Speaking of separate, I suggest keeping , “multistreamYOLO” just that for a little while and beat the crap out of it before it can be submitted for a PR. It has not been tested with Windows or Mac. I can do Windows, but I don’t have a Mac, and I need help with it.

The recognition and the glory belong entirely to @AntonMu and company, and I really don’t want to take anything of that away from him/them. Maybe we’ll just incorporate the modded object into mainstream TrainYourOwnYOLO and keep MultiDetect.py in its own cave until it has matured.

P.S.: I don’t think detect_video(), and especially not detect_webcam(), should be in the object. Both should be application-level. At its core, detect_video() is the same as detect_image(), 24 (or whatever) times a second. detect_webcam() will break if the cam is not in USB(0), and often, it is not. Its address might even have changed when re-plugged. Apart from that, detect_webcam() is largely a repetition of detect_video().

detect_video() will give alarming results if vid.get(cv2.CAP_PROP_FPS) produces nothing, or worse, produces FPS in the thousands, as it is the case with many Chinese IP cams, see above. IMHO, the place for detect_webcam() and detect_video() are code snippets that show the best use of detect_image().

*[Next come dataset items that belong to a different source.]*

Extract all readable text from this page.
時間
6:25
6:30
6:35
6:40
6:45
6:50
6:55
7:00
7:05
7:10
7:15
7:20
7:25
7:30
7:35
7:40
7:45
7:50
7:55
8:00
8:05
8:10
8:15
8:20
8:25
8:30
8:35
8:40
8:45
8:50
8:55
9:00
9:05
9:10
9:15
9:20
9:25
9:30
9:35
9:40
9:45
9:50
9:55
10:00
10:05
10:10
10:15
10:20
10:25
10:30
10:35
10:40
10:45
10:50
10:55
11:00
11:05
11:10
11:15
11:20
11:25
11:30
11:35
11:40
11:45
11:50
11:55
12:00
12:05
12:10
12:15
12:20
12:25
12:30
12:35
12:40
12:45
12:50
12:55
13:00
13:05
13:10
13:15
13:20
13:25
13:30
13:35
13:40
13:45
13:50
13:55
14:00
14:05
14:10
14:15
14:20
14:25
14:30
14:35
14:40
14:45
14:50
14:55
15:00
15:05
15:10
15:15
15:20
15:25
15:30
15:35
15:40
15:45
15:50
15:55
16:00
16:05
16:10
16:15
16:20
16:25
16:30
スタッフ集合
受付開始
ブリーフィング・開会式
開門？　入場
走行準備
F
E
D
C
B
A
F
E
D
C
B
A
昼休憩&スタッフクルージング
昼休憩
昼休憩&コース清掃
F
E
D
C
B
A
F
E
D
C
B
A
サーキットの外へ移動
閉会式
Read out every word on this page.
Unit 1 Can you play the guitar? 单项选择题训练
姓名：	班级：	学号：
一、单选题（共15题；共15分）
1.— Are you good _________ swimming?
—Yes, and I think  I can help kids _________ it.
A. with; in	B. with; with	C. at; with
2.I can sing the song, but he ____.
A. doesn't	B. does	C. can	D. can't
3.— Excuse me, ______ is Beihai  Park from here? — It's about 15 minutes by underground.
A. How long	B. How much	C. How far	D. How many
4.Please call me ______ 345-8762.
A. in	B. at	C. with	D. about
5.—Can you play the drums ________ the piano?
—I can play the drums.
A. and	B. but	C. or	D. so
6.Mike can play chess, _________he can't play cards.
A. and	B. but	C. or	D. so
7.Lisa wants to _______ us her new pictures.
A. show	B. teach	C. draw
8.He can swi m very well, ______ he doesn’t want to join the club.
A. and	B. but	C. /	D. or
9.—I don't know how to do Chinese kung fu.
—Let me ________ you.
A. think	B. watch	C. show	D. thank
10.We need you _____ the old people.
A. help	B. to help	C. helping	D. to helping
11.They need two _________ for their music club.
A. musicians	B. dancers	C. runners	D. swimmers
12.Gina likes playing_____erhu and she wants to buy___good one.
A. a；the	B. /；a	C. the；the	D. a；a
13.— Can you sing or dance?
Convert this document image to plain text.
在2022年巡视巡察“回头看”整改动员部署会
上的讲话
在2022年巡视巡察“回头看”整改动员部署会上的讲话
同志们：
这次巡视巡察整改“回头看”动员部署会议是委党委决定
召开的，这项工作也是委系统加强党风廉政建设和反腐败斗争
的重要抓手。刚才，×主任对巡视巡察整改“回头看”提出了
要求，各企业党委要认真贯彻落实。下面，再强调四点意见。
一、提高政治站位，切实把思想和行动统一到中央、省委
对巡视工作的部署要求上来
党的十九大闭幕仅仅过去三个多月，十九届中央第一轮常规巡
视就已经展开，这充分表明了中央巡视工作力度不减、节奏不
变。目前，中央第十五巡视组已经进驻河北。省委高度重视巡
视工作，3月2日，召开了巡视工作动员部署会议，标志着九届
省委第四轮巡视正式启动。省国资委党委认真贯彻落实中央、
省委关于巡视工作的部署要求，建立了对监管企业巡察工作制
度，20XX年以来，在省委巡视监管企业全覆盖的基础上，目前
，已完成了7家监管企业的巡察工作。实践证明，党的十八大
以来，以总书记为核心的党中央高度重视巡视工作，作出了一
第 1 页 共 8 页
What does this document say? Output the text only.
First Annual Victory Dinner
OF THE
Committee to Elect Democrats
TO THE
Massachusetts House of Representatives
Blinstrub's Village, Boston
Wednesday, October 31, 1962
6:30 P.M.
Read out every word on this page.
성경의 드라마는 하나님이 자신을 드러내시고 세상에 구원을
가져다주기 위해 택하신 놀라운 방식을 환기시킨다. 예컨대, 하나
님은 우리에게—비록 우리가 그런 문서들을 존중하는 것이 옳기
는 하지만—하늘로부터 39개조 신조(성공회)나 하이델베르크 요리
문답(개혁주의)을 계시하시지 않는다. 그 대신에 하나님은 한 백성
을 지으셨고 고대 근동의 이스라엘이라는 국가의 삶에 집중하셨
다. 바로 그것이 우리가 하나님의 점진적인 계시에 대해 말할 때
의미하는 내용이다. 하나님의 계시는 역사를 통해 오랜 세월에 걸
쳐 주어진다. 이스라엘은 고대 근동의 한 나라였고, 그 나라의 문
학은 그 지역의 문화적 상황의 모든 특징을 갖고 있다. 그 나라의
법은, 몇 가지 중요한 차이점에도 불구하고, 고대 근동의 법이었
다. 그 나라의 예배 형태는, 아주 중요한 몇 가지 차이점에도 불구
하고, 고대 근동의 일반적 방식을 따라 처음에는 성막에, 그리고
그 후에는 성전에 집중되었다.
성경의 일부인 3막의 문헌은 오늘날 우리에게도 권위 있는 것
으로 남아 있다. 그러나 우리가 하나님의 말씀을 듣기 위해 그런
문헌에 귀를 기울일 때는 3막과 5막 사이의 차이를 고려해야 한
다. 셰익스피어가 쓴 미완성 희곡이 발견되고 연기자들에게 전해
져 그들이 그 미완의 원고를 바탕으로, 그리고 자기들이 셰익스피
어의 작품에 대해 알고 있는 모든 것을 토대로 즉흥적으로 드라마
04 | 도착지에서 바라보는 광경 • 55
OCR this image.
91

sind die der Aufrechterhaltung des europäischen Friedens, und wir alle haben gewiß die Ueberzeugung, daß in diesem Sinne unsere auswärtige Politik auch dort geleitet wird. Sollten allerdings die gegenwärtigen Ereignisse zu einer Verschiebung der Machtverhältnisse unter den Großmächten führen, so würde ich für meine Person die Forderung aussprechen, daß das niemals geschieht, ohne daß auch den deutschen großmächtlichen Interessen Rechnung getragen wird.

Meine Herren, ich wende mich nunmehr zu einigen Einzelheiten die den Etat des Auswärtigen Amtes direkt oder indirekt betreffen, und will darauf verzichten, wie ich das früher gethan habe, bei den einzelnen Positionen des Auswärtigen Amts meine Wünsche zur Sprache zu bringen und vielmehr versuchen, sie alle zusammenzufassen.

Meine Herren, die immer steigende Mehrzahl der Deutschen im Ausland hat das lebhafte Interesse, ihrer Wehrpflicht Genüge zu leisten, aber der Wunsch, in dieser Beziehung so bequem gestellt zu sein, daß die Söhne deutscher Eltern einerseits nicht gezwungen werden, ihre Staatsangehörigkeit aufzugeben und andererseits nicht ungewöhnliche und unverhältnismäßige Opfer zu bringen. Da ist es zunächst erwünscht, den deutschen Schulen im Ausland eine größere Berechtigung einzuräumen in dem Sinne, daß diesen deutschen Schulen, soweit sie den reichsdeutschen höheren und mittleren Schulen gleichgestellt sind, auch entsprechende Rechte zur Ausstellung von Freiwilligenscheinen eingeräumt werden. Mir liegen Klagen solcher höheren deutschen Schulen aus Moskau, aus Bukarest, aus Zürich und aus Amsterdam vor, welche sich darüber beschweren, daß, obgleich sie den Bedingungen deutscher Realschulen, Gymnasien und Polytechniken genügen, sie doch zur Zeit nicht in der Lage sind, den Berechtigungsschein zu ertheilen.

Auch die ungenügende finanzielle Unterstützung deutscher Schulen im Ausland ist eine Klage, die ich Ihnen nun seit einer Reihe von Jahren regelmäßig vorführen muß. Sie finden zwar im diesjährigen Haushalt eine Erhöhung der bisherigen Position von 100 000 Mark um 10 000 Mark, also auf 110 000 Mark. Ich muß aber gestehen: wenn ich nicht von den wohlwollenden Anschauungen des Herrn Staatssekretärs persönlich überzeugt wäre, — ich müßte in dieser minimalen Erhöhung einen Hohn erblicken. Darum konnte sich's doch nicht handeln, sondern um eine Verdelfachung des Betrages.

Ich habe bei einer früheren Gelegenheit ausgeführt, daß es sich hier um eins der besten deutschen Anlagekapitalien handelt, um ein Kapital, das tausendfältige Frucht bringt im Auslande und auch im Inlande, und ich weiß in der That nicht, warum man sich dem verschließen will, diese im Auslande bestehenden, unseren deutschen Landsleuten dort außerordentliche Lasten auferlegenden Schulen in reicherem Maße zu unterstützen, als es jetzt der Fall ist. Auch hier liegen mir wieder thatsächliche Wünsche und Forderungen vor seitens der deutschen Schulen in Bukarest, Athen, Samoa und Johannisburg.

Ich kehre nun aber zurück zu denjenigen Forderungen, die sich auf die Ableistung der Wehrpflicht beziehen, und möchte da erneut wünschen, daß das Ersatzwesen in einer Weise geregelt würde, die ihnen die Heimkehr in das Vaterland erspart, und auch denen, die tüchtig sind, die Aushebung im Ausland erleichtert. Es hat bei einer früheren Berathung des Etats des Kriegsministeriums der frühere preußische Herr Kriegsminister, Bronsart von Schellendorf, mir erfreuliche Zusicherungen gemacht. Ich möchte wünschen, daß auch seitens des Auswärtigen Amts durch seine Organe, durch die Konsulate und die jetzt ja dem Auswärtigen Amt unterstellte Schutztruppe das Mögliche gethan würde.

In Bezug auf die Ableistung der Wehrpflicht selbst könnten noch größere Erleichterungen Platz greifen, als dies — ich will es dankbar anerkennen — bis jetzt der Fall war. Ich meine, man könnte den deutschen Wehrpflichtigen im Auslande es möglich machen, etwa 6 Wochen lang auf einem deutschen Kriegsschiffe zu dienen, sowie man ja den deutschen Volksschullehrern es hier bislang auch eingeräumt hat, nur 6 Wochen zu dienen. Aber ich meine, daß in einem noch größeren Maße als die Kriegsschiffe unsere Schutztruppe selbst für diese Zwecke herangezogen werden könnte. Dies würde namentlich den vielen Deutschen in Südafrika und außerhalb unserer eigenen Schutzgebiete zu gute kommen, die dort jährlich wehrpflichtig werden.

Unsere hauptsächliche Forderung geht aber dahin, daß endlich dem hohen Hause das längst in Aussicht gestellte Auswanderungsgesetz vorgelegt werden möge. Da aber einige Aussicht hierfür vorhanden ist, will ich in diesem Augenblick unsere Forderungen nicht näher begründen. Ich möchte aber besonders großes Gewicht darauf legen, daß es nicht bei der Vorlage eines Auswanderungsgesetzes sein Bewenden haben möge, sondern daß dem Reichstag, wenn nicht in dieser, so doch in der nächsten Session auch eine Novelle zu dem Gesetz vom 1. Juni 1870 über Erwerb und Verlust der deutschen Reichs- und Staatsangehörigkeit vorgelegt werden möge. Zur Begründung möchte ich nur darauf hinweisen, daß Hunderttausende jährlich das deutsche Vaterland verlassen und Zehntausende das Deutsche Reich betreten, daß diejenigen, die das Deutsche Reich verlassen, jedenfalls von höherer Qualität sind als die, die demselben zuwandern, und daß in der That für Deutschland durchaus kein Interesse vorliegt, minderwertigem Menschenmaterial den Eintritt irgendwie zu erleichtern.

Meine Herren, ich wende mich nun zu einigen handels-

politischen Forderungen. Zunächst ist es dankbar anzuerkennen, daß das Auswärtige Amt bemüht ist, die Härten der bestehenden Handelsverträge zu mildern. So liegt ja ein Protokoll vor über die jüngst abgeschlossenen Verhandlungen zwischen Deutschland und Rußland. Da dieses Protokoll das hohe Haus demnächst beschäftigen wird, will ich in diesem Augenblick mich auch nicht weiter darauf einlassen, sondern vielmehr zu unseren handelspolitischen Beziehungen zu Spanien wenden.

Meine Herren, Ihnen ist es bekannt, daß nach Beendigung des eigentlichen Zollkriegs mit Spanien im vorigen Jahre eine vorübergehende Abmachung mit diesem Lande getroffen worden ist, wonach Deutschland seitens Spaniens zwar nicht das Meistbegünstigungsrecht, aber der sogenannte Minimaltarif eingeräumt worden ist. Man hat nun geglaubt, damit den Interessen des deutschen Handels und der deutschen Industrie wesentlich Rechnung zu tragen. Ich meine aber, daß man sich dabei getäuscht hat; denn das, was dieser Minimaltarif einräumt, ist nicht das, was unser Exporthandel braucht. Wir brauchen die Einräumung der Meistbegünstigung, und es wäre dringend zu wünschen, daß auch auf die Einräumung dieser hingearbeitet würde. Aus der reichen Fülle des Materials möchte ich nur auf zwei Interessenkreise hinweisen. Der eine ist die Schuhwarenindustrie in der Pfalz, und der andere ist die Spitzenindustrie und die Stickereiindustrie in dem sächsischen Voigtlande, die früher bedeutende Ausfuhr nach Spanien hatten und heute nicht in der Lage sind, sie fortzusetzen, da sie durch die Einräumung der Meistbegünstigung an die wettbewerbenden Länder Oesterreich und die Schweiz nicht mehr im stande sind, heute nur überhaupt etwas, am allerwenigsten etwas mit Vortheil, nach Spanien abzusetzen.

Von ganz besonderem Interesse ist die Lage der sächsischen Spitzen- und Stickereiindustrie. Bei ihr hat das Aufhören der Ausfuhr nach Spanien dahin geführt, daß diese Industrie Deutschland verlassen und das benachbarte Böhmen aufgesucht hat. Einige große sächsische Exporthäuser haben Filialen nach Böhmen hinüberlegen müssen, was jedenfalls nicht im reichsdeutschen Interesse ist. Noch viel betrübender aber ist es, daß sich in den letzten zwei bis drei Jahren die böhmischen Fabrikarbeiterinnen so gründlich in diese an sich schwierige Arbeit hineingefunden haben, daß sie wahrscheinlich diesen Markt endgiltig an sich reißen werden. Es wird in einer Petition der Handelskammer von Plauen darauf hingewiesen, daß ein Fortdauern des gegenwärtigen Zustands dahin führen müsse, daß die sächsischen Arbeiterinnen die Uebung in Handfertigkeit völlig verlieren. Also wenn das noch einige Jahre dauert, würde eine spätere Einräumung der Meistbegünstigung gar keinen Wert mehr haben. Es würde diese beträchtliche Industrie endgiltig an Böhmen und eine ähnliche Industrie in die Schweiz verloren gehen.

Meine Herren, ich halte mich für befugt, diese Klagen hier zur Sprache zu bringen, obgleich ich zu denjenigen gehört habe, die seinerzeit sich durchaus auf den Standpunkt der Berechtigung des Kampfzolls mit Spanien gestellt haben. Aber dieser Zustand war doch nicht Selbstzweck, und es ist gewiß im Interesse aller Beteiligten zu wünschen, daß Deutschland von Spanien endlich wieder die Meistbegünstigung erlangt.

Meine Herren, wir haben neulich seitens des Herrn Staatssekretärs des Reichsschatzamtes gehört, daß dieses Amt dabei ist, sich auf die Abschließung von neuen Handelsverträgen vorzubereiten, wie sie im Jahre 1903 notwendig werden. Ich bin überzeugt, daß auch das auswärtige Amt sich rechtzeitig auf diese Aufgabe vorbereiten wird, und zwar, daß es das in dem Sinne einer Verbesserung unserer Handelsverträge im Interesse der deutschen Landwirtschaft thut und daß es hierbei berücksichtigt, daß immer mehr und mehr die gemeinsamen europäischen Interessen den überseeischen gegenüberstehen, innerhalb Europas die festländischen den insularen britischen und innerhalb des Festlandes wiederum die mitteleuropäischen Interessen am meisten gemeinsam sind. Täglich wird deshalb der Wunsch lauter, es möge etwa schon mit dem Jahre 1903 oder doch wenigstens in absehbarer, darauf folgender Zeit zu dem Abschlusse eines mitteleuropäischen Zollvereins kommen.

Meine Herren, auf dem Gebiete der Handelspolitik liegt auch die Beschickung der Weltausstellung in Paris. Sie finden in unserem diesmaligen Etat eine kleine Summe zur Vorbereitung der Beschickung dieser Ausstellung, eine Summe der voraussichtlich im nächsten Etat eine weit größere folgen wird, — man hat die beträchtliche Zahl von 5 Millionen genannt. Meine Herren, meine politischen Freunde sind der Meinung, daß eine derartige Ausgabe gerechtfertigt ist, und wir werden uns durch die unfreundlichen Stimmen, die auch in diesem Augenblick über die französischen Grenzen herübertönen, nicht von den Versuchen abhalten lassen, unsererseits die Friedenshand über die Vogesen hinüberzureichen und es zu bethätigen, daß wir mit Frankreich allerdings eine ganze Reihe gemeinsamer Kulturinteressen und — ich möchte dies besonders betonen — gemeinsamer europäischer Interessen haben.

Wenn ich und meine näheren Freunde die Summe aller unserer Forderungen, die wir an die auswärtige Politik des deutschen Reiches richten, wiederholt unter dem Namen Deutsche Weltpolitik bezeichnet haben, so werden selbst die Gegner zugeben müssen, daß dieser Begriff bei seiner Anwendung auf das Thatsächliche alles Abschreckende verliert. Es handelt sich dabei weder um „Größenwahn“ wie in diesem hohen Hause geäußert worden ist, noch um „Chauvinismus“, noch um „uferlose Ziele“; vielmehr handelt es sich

bertelschmitt commented 4 years ago

Recent "support for Weights and Biases" changes have been backported to multistreamYOLO

AntonMu commented 4 years ago

Hi @bertelschmitt

Great job - it looks really good. I will link it in the Readme for now.

Thanks for your work!

Anton

bertelschmitt commented 4 years ago

Thank YOU, Anton.

B

AntonMu commented 2 years ago

Linked in Readme -> closing as an issue.